Although Isaiah appears, in this passage, to distinguish between those who in express terms shall declare that they belong to the people of God, and shall wish to be named by the name of Jacob, yet both clauses refer to the same persons, because to be a child of God, and to be an Israelite, are two things closely connected, for God determines that the Church shall be the mother of all his children. Yet it ought to be remarked, that none are the lawful citizens of the Church but those who submit to the government of God.
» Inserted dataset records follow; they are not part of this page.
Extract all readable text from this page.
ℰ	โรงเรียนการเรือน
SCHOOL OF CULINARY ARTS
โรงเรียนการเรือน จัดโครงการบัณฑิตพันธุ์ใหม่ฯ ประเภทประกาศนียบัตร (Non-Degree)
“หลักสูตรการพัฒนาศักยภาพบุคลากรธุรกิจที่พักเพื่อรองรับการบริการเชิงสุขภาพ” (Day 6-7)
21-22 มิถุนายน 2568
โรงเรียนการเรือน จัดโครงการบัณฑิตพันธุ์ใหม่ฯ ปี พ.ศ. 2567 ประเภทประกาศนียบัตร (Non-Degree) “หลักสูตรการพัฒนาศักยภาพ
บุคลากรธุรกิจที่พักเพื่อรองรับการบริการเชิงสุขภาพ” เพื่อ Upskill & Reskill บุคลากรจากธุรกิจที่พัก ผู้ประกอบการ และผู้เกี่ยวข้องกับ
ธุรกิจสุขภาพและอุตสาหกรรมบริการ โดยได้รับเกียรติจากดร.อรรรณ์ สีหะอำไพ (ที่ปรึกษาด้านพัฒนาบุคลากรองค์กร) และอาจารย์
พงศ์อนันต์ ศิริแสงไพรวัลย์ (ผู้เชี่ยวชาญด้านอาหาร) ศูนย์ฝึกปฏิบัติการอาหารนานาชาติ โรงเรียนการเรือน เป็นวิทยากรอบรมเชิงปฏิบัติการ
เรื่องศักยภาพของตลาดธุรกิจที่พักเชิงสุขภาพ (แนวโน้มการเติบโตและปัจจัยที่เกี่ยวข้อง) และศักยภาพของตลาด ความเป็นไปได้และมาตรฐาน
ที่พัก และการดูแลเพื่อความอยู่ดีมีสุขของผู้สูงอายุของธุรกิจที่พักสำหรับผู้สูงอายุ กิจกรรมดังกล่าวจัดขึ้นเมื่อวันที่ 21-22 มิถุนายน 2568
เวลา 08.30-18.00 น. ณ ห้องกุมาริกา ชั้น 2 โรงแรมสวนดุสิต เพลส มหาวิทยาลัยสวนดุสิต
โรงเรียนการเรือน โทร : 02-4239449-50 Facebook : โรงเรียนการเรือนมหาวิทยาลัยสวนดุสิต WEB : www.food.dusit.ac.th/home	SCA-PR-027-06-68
If the Prophet had passed by the name of God and mentioned “Jacob” and “Israel,” still we must have begun with the Head, from whom proceeds all relationship both in heaven and in earth; but, that there may be no remaining ambiguity, he has twice described this order, that none are reckoned to belong to the seed of Jacob but they who obey God.

Hence we easily see what is the Prophet’s meaning; for he shews that the Church, so long as she is destitute of the blessing of God, withers and gradually falls into decay; but that, when the Spirit of God has been poured out, she is quickened, and at length gathers strength, not only for recovering her former condition, but so as to grow by wonderful increase beyond expectation. Let us remember, however, that the Prophet does not speak of the order of nature, as if the new children of the Church were born such from the womb, because no person gains such high rank by his own industry; but when they who formerly were aliens have been regenerated by faith, he says that they will eagerly enrol their names, in order to testify that they are the children of God. Thus he describes a change which surpasses nature and all the conceptions of men, when out of the accursed race of Adam is formed a spiritual Israel.

Some think that the Prophet here expresses the small number of believers, when he says, “One shall be called, another shall write;” but that argument has little weight, and even the context furnishes an easy refutation of their error. In my opinion, we should rather understand him to mean that the Church shall be collected in crowds out of various and distant nations; because God will assemble strangers under his authority, and will stir them up to boast sincerely, and not in empty words, that they belong to his people. It ought also to be observed, that true faith cannot stand without breaking forth immediately into confession; for such is the import of these four words, “To be called by the name of Israel, To write, To be known, To say, I am the Lord’s;” for they who sincerely worship God ought not to be dumb, but to testify both by actions and by words what they carry inwardly in their hearts. They profess to be the servants of God, and glory in his name during the whole course of his life.